Blue Force Tracker - Modern Commander's Eyes |
- According to the commander of US Cyber Command (CYBERCOM), American defense systems are probed by hostile forces seeking to penetrate the networks six million times a day. That’s 250,000 times an hour, 4,167 times a minute, 70 times a second. That means in the time it’s taken you to read this paragraph, hostile hackers have made more than a thousand attempts to take down vital American military capabilities.
- In August 2008, Russian and Georgian forces clashed over disputed territories in South Ossetia. As the military drama was unfolding, a multi-faceted cyber attack began against the Georgian infrastructure and key government web sites. Attack types included website defacement, web based psychological operations, a fierce propaganda campaign and a distributed denial of service attack (DDoS).
At one point, multiple Georgian government websites were down or inaccessible for hours, and in the most strategic move to date in cyber warfare, the Georgian Government relocated President Mikhail Saakashvili’s web site to a web site hosting service in Atlanta, Georgia in the United States. The Georgians were simply not prepared for the use of computer weapons against their communications infrastructure.
Most telling about the nature of the cyber attacks against Georgia was their source. The attacks were carried out by groups sympathetic to, undoubtedly funded by, but also completely deniable by the Russian government. Think of them as an ultra-nationalist version of Anonymous, written in Cyrillic characters. As a result, even if the hackers were discovered or traced, there was very little that could be done to stop them.
Hacked Georgian Government Website
So what does this
mean for your novel or screenplay? I’m
glad you asked. (Ok. I’m glad *I* asked…)
- Your heroes, heroines and villains can get much more bang for the buck (pun intended) behind a keyboard than behind a gun.
- The ability to collate information and recognize linkages between data is as important as the ability to collect the data. Your detectives are no longer just finding the clues, they’re putting them together into a three dimensional model of reality.
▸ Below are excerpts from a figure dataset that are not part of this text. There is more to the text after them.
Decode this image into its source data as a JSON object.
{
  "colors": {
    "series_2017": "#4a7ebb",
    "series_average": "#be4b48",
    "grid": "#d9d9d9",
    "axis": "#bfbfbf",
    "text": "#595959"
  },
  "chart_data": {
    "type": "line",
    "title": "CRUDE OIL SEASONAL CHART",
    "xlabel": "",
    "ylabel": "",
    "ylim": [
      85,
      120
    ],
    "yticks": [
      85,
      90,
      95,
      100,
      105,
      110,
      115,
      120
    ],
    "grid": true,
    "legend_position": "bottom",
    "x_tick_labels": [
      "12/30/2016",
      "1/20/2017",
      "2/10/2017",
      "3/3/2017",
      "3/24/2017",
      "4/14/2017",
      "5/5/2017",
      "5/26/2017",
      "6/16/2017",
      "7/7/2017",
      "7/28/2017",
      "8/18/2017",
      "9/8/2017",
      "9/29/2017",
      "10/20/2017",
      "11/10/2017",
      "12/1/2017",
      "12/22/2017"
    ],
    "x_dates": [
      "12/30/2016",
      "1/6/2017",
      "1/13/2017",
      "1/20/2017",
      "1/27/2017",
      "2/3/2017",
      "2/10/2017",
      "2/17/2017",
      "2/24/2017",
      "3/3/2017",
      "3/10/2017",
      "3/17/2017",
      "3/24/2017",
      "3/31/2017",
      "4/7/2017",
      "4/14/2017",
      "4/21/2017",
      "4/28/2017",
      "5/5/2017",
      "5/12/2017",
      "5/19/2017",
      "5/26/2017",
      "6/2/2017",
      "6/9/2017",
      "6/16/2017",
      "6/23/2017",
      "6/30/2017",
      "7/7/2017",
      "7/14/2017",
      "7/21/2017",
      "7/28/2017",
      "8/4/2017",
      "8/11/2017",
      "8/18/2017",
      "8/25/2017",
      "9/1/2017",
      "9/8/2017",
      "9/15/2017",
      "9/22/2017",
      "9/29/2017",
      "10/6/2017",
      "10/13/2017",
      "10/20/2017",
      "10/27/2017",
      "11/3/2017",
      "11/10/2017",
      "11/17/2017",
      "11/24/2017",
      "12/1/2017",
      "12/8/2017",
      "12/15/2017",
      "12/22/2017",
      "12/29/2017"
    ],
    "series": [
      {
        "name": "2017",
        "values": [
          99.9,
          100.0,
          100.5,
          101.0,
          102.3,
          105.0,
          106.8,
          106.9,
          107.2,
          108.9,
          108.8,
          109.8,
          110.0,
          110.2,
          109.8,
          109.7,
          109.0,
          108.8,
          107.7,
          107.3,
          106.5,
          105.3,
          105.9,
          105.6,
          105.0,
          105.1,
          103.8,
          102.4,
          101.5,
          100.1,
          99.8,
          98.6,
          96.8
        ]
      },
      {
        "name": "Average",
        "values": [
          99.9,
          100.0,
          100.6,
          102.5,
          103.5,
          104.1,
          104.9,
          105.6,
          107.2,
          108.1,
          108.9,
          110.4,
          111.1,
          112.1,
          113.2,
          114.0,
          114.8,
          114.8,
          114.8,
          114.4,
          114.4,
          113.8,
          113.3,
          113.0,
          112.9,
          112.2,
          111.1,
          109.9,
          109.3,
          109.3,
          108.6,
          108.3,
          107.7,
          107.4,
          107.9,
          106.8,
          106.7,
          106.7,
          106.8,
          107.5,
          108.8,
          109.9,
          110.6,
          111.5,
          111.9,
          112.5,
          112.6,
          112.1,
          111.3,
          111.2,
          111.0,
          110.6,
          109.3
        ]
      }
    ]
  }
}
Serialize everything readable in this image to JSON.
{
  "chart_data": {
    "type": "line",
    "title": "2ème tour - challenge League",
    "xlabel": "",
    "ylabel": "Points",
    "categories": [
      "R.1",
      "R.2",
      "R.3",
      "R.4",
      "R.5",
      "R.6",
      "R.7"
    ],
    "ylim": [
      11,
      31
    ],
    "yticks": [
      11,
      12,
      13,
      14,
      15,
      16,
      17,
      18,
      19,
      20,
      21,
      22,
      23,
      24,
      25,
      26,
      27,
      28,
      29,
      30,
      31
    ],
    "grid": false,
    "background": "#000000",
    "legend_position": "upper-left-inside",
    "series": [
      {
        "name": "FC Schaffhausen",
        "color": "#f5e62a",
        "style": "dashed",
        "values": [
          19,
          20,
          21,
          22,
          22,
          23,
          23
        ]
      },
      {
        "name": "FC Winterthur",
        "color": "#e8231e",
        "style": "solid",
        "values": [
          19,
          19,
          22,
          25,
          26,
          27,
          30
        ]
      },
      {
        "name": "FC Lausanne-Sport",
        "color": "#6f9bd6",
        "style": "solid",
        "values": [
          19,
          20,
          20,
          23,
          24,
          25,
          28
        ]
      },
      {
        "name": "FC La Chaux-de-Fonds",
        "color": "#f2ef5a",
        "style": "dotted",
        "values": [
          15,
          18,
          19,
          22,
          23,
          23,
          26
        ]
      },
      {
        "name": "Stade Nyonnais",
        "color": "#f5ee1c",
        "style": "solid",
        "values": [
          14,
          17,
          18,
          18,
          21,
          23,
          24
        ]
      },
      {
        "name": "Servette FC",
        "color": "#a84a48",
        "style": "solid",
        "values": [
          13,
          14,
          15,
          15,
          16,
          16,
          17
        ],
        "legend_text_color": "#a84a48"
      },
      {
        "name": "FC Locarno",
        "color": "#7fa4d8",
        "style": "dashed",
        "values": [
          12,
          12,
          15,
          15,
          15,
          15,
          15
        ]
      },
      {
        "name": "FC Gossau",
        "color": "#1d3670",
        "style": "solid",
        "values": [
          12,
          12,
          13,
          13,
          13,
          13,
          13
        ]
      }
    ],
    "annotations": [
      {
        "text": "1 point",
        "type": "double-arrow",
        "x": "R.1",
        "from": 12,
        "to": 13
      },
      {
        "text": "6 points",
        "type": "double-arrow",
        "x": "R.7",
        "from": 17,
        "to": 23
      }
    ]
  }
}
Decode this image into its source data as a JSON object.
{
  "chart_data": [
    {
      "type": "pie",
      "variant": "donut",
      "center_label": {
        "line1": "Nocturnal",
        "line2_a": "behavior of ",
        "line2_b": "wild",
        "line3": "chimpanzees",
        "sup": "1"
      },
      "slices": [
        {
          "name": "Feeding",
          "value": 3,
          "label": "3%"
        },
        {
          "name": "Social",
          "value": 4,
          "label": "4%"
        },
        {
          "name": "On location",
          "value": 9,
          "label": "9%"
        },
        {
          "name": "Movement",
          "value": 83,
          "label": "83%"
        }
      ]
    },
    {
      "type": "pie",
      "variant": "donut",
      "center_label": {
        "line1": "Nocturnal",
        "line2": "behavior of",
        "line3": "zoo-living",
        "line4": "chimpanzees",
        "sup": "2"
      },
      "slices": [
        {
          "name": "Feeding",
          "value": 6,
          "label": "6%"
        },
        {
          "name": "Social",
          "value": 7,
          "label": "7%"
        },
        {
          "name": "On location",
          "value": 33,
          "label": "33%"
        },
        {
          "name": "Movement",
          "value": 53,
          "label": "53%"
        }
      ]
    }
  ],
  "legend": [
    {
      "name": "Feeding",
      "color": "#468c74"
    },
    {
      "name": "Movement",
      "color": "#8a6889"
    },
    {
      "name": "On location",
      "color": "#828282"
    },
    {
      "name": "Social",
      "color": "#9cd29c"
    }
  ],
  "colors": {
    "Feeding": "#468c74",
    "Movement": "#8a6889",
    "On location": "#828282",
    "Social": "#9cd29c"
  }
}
- Nothing and nobody is safe – on either side. Target knows what you want before you do, the men in black know where you’ll be before you get there, and the Mountain Dew swigging, Twinkie scarfing hackers can take down the network faster than either.
- Cyberwarfare is increasingly becoming the province of well, but loosely, organized groups that are not beholden to, but may act in concert with governments. This means they are nearly impossible to identify and harder to eradicate.